The use of lead in electronics has a long history, as a key ingredient in solder alloy, Printed Circuit Boards (PCBs) and termination finishes, to name a few areas.
With a European ban timetabled for July 2006, for most electronic products, the industry has been forced to respond quickly.
FCI’s response has been proactive and sure-footed. A global team was formed in 2000 to address the technical issues and study the impact of the ban on FCI product lines. The two areas most affected are terminal finishes and resin materials for plastic housings.
2000: Planning. Technical representatives from all five divisions of FCI met in January 2000, to plan future strategies that would ensure a smooth transition to lead-free. Projects of the time included a study of tin-alloy plating, especially with respect to bright tin-copper. No practical work was initiated on any of the vendor baths.
2001-2003: On the learning curve.
FCI USA, Inc. commenced the evaluation of lead-free chemistries supplied from Japanese and US companies. The following baths were evaluated over the period 2001 to 2003. - Bright tin-copper: Two vendors. One vendor supplied three versions of baths with modifications in additives - Matte tin-copper: Two experimental baths - Matte tin: Five baths from different vendors containing MSA and non-MSA - Matte tin-bismuth: One experimental bath
The resulting deposits were studied carefully, characterizing properties such as adhesion, appearance and solder joint reliability. Other effects were studied such as whisker propensity. Experiments were performed to determine lead-free re-flow profiles with respect to terminal styles such as press-fit, BGA and SMT. These studies provided a sound basis for understanding lead-free processes and finishes. At this time, we were on a learning curve in respect of lead-free processes, like every other company in the industry.
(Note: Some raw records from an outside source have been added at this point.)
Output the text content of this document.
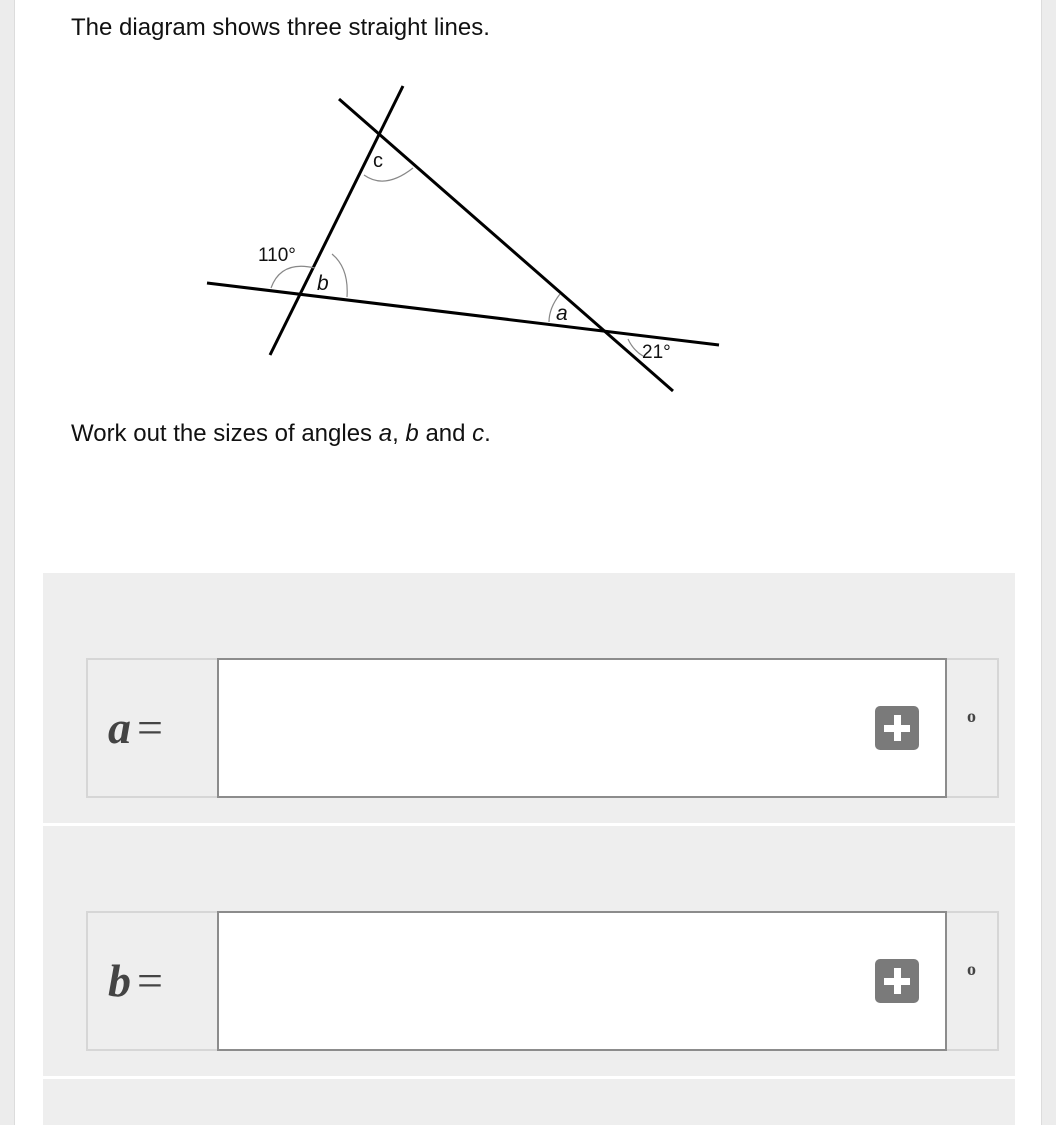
The diagram shows three straight lines.

c
110°
b
a
21°

Work out the sizes of angles a, b and c.

a =	o
b =	o
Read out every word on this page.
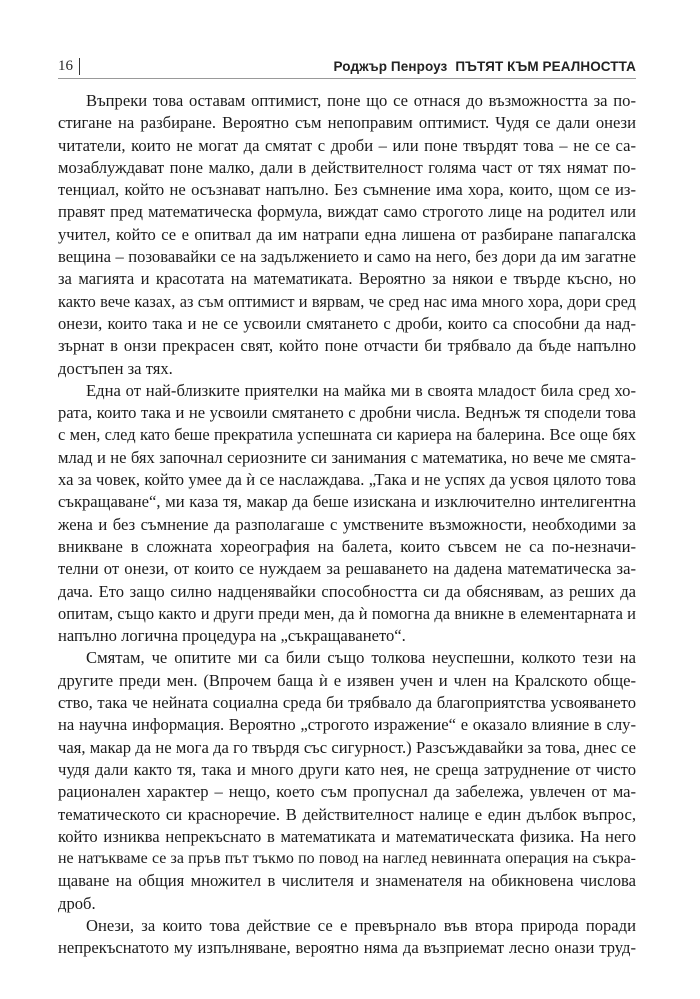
16	Роджър Пенроуз ПЪТЯТ КЪМ РЕАЛНОСТТА
Въпреки това оставам оптимист, поне що се отнася до възможността за по-
стигане на разбиране. Вероятно съм непоправим оптимист. Чудя се дали онези
читатели, които не могат да смятат с дроби – или поне твърдят това – не се са-
мозаблуждават поне малко, дали в действителност голяма част от тях нямат по-
тенциал, който не осъзнават напълно. Без съмнение има хора, които, щом се из-
правят пред математическа формула, виждат само строгото лице на родител или
учител, който се е опитвал да им натрапи една лишена от разбиране папагалска
вещина – позовавайки се на задължението и само на него, без дори да им загатне
за магията и красотата на математиката. Вероятно за някои е твърде късно, но
както вече казах, аз съм оптимист и вярвам, че сред нас има много хора, дори сред
онези, които така и не се усвоили смятането с дроби, които са способни да над-
зърнат в онзи прекрасен свят, който поне отчасти би трябвало да бъде напълно
достъпен за тях.
Една от най-близките приятелки на майка ми в своята младост била сред хо-
рата, които така и не усвоили смятането с дробни числа. Веднъж тя сподели това
с мен, след като беше прекратила успешната си кариера на балерина. Все още бях
млад и не бях започнал сериозните си занимания с математика, но вече ме смята-
ха за човек, който умее да ѝ се наслаждава. „Така и не успях да усвоя цялото това
съкращаване“, ми каза тя, макар да беше изискана и изключително интелигентна
жена и без съмнение да разполагаше с умствените възможности, необходими за
вникване в сложната хореография на балета, които съвсем не са по-незначи-
телни от онези, от които се нуждаем за решаването на дадена математическа за-
дача. Ето защо силно надценявайки способността си да обяснявам, аз реших да
опитам, също както и други преди мен, да ѝ помогна да вникне в елементарната и
напълно логична процедура на „съкращаването“.
Смятам, че опитите ми са били също толкова неуспешни, колкото тези на
другите преди мен. (Впрочем баща ѝ е изявен учен и член на Кралското обще-
ство, така че нейната социална среда би трябвало да благоприятства усвояването
на научна информация. Вероятно „строгото изражение“ е оказало влияние в слу-
чая, макар да не мога да го твърдя със сигурност.) Разсъждавайки за това, днес се
чудя дали както тя, така и много други като нея, не среща затруднение от чисто
рационален характер – нещо, което съм пропуснал да забележа, увлечен от ма-
тематическото си красноречие. В действителност налице е един дълбок въпрос,
който изниква непрекъснато в математиката и математическата физика. На него
не натъкваме се за пръв път тъкмо по повод на наглед невинната операция на съкра-
щаване на общия множител в числителя и знаменателя на обикновена числова
дроб.
Онези, за които това действие се е превърнало във втора природа поради
непрекъснатото му изпълняване, вероятно няма да възприемат лесно онази труд-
2003-2004: Commercial evaluation.
Following a period when bath suppliers worked to improve their formulations, several commercial baths were evaluated systematically using a PROCESS DOE. This work formed the basis of a MANUFACTURING DOE. The results were presented at the NEMI Lead-free Conference in Las Vegas in June 2004. The manufacturing DOE was performed on three commercial matte tin baths, one bright tin-copper bath and one standard tin-lead bath. They were evaluated using Bergstik parts. The deposits were tested for properties such as appearance, joint reliability and whiskering tendency. These experiments also studied the effects of two different levels of tin and nickel thickness. A statistical analysis was performed on whisker propensity and the interaction of various parameters. The results were presented in August 2004 at the IPC Conference in Singapore. The manufacturing evaluations were instrumental in qualifying two matte tin chemistries as suitable candidates for Sn-Pb replacement.
FCI’s Lead-Free Technology Solution
FCI has chosen one preferred lead-free finish for all its connector products, that of pure matte tin. It is a choice also endorsed by the other connector manufacturers Tyco Electronics, Molex and Amphenol. A joint paper has been produced by these companies explaining the choice of technology.